Also zur Sache, keine Ahnung was für Boards ihr da und vorallem mit was für Prozessoren Ihr diese getestet habt. Aber einem Punkt muss ich unbedingt mal loswerden. Die allgemeine Stabilität von Nvidia-Chipsätzen ist mindestens genauso hoch wie die eines gleichwertigem Intel-Chipsatzes. Ich habe bisher folgende Asus Boards mit mindesten jeweils 2 verschiedenen Prozessoren und Arbeitspeichern getest und bin dabei zur Ansicht gekommen der einzig markante Unterschied ist der das bei NV-Boards nicht jeder Arbeitsspeicher läuft und das generell bei allen Boards die Unterstützung für einen 45nm Intel-CPU immer per Biosupdate nachinstalliert werden muss. Ansonsten überstehen alle diese Boards einen Dauertest mit prime und 3dmark auch im übertacktetem Zustand was absolut gegen fehlende Stabilität der Chipsätze spricht. 

Asus P5N32 (nforce 590i) mit c2d e6600 und q6600
Asus P5n32-E Sli (nforce 680i) mit c2d e6600 und q6600
Asus Striker Extreme (nforce 680i) c2d e6600 und q6600
Asus Blitz Formula Se (Intel P35) c2d e6600, q6600 und q9300
Asus Maximus Formula (Intel X38) c2d e6600, q6600 und q9300
Asus Striker II Formula (nforce 780i) c2d e6600, q6600 und q9300

mfg eMMe


----------



## eMMelol (30. März 2008)

*AW: 790i erfüllt Erwartungen!*

axo das hab ich ja noch vergessen, falls es noch keinem Aufgefallen ist die Abwärme der Chips auf dem Mainboard steigt komischer weise stetig an obwohl sie Aufgrund immer kleiner werdender Fertigungsmechanismen eigentlich sinken sollte und das ist kein Effeckt den nur Nvidia zu beklagen hat, den als ungefähr gleich kühl würd ich maximal den nforce 680i auf dem Asus P5n32-e Sli sowie den P35 auf dem Blitz Formula bezeichnen. Sieht man ja auch schon wenn man sich den steigenden Aufwand der Platinenherstellern ansieht um die Boards zu kühlen.

mfg


----------



## Brzeczek (30. März 2008)

*AW: 790i erfüllt Erwartungen!*

Ich habe mir das Board von ASUS gekauft und es liegt sogar schon zu hause ^^ Mitte nächste woche sollte der rest da sein....


----------



## Oliver (30. März 2008)

*AW: 790i erfüllt Erwartungen!*

Der Umgangston könnte wieder eine etwas freundlichere Richtung einschlagen...

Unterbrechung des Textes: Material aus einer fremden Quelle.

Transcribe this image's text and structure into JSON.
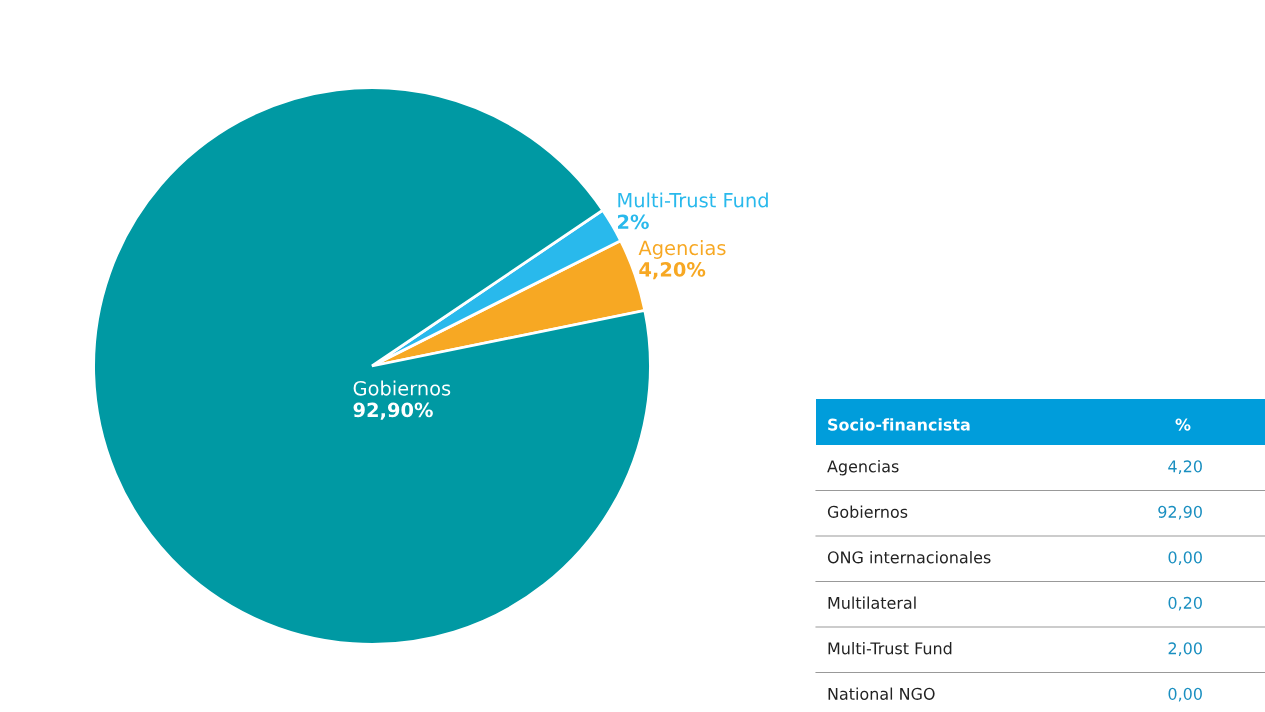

Wenn schon nicht freundlich, dann wenigstens neutral und sachlich. Danke!


----------



## Dural (31. März 2008)

*AW: 790i erfüllt Erwartungen!*

Der 790i ULTRA ist wohl der besten Chipsatz den ich je gesehen habe, ich würde jetzt sogar behaupten das er besser ist als ein X48 

Wer SLI möchte kann beim 790i bedenkenlos zuschlagen! Aber bitte die hände weg vom 780i...

Hier noch was mit einem E8500 und zwei 9600GT im SLI




			Dieser Inhalt steht nur eingeloggten Mitgliedern zur Verfügung.
        






			Dieser Inhalt steht nur eingeloggten Mitgliedern zur Verfügung.


----------



## jetztaber (31. März 2008)

*AW: 790i erfüllt Erwartungen!*



Dural schrieb:


> Hier noch was mit einem E8500 und zwei 9600GT im SLI


 
Nett 

Welches Board?


----------



## Dural (31. März 2008)

*AW: 790i erfüllt Erwartungen!*

Striker 2 Extreme


----------



## Aerron (2. April 2008)

*AW: 790i erfüllt Erwartungen!*



Brzeczek schrieb:


> Ich habe mir das Board von ASUS gekauft und es liegt sogar schon zu hause ^^ Mitte nächste woche sollte der rest da sein....




und imer schön posten!
 ich denke mal ich bin nicht der einzigste den es intressiert was das brett leistet !gg

gruß Aerron


----------



## Brzeczek (2. April 2008)

*AW: 790i erfüllt Erwartungen!*



Aerron schrieb:


> und imer schön posten!
> ich denke mal ich bin nicht der einzigste den es intressiert was das brett leistet !gg
> 
> gruß Aerron







Klar doch  habe im Tagebuch bereich schon ein Thema eröffnet


----------